Gangguan saraf merupakan kondisi yang memerlukan penanganan tepat dan sedini mungkin. Di Klinik Krisma Akupunktur Tangerang, dr. Krisma Perdana Harja, Sp.Ak menerapkan Akupunktur Medik yang dikombinasikan dengan elektroakupunktur untuk merangsang regenerasi sel saraf, meningkatkan neuroplastisitas otak, dan mengembalikan fungsi motorik serta sensorik yang terganggu.
Kondisi Saraf yang Dapat Ditangani
- Pemulihan Pasca Stroke: Merangsang neuroplastisitas otak untuk membentuk jalur saraf baru, memperbaiki fungsi motorik otot yang lemah atau lumpuh, dan membantu pemulihan kemampuan bicara.

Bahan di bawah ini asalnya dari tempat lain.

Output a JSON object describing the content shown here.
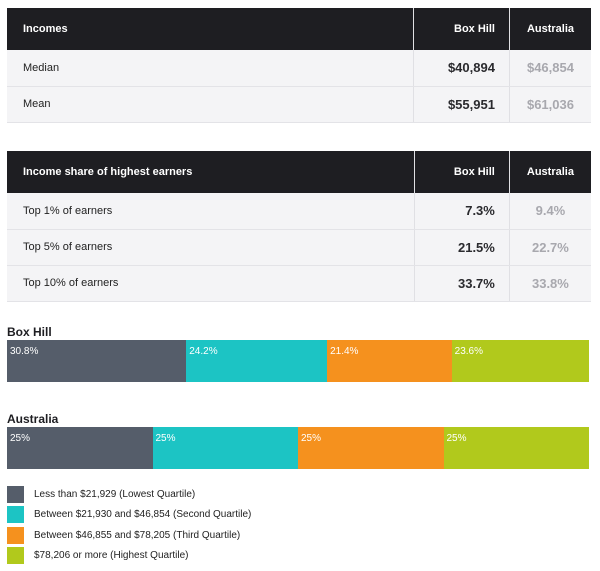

Sangat penting dimulai pada golden period.
- Bell's Palsy: Mengembalikan fungsi saraf wajah (nervus fasialis) yang tiba-tiba lumpuh, sehingga wajah yang mencong berangsur kembali simetris.
- Trigeminal Neuralgia: Meredakan nyeri wajah yang sangat tajam dan menyengat akibat gangguan pada saraf trigeminal (saraf kranial ke-5).
- Nyeri Pasca Herpes Zoster (Cacar Ular): Mengatasi nyeri neuropatik yang menetap setelah ruam herpes zoster sembuh (postherpetic neuralgia), yang sering kali sangat mengganggu dan sulit diatasi obat biasa.
- Neuropati: Membantu regenerasi saraf tepi yang rusak akibat diabetes atau kondisi lain, mengurangi gejala kesemutan, mati rasa, dan nyeri terbakar di tangan atau kaki.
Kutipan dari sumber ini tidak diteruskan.